Thank you all for the "Hood" references. As chance would have it, my stash for the dolls includes lots of silk velvet, and I know at least one piece is soft enough at hand to make a very nice hood. The pearl braid I am using has been harvested from a 'dead' wedding gown. The pearls are paste and so rather fragile; one string is set on a cord of silver metal (now tarnished); the other has very slightly larger pearls with silver-lined glass bead picot running the length.

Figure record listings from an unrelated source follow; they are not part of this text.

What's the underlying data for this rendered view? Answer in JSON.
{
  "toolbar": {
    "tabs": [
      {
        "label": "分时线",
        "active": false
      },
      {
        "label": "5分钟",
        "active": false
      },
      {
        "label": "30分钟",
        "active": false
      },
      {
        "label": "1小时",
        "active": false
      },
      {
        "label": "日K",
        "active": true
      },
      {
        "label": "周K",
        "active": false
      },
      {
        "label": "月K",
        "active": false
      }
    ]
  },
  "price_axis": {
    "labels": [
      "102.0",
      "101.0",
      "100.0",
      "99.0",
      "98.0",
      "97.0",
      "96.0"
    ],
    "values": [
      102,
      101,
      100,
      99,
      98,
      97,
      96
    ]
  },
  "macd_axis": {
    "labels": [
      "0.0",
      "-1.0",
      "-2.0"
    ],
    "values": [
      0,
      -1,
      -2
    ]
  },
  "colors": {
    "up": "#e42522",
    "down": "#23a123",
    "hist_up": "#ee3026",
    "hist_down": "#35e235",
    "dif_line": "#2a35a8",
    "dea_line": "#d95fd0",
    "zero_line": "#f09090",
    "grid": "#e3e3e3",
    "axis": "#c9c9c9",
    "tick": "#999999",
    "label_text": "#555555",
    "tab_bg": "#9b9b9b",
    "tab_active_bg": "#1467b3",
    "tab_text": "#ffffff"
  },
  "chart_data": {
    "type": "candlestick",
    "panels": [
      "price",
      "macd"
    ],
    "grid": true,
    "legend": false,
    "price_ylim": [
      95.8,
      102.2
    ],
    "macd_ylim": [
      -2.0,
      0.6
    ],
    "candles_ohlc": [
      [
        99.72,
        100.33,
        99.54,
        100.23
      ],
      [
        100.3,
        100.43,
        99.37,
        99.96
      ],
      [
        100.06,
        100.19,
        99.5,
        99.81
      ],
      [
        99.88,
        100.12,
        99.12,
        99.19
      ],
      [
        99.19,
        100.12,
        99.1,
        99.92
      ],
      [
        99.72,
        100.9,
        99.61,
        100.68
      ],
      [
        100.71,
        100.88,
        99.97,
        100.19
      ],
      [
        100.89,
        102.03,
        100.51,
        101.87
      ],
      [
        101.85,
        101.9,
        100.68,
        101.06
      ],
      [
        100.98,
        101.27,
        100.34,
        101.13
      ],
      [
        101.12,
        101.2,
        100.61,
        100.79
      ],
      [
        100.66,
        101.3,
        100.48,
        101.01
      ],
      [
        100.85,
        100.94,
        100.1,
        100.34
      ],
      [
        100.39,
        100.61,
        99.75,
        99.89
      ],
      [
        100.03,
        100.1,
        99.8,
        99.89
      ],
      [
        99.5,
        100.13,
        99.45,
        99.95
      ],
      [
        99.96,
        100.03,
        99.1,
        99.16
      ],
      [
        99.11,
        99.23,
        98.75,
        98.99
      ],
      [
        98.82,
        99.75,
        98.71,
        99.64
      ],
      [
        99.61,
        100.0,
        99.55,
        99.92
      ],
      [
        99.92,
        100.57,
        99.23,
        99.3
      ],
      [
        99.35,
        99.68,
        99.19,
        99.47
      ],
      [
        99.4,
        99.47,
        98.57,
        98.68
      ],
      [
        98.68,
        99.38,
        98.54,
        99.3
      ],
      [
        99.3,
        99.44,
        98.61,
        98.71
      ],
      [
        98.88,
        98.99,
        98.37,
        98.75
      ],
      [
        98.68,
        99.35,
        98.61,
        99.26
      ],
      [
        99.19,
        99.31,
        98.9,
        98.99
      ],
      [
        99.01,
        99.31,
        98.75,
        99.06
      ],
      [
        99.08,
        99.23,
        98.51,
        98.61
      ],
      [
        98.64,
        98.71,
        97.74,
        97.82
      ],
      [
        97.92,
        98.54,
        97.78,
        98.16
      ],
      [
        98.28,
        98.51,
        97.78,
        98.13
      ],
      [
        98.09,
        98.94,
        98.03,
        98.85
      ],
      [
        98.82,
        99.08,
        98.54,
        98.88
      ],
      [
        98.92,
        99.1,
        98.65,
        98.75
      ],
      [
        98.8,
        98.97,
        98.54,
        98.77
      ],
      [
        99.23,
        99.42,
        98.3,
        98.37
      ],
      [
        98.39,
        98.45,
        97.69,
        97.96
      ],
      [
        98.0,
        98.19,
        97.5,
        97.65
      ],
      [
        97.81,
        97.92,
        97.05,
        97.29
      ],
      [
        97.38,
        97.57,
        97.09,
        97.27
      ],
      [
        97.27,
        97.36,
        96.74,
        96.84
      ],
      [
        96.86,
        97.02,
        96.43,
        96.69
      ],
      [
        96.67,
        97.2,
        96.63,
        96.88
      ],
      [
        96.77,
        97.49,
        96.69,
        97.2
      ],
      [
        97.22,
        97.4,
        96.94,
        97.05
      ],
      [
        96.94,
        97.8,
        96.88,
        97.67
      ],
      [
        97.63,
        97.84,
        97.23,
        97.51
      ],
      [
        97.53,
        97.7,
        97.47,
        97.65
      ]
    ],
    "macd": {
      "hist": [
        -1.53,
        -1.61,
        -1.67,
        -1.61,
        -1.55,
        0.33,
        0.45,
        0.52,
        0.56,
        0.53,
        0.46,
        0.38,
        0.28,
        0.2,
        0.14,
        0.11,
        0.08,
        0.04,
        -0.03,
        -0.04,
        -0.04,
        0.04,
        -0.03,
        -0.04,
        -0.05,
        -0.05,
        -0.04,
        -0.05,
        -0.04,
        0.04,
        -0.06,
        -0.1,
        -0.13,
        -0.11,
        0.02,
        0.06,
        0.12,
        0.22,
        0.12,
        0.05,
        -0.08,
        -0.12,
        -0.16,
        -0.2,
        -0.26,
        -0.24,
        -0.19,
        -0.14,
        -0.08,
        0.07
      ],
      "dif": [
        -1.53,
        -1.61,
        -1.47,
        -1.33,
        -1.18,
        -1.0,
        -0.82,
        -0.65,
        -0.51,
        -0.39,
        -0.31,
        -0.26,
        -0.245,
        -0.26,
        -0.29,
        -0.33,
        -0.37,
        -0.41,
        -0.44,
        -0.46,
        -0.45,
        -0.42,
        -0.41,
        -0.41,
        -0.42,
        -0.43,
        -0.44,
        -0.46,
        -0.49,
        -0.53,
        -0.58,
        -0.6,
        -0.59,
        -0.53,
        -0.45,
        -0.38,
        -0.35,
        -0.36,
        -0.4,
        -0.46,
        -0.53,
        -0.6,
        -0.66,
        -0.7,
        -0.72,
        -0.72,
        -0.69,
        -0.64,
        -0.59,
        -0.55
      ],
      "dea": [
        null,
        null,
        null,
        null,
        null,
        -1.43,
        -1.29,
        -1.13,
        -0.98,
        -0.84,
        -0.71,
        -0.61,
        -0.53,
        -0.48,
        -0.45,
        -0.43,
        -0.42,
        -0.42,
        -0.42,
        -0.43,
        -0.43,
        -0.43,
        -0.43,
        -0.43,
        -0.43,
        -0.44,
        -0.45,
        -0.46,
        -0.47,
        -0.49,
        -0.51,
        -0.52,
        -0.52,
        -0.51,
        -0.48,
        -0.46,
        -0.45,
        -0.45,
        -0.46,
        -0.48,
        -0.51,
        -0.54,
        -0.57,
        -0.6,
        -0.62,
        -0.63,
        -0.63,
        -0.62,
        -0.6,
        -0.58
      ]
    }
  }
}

This 'personage' is about 12" tall. Queen Maude is 20" tall and designing for her is somewhat easier to include greater detail for the scale. Made a new wig for Elizabeth yesterday and the face was transformed. Her 'working wig' was the curly sort one sees in most of the later portraits. The prominent Gibson girl pout is there in the pert nose, but the simpler hair do makes her look more pensive and vulnerable...and I think like Holbein saw her.

Made me remember in my years of presenting vintage and antique trunk or fashion shows how often I had to encourage the models to at least try to achieve a hairstyle that was apropriate to the age of the ensemble they were wearing. "Hair" does so much to really evoke the past.

Still cleaning up after my massive two day sale of last spring at a local auction house. My archives room is overflowing with all manner of antique/vintage fabric, fragments of all manner of fab. and trim, lace, tiny buttons, fur (tiny ermine tails), jewelry, leather and such. I am now going to edit some of this; most of the Twentieth century stuff, especially almost anything after 1960, will be passed on to the local quilters or assisted living craft rooms. And the rest? The dollies are all calling to me..."I'm next! It's My turn! No fair. You always pick Her" and the like.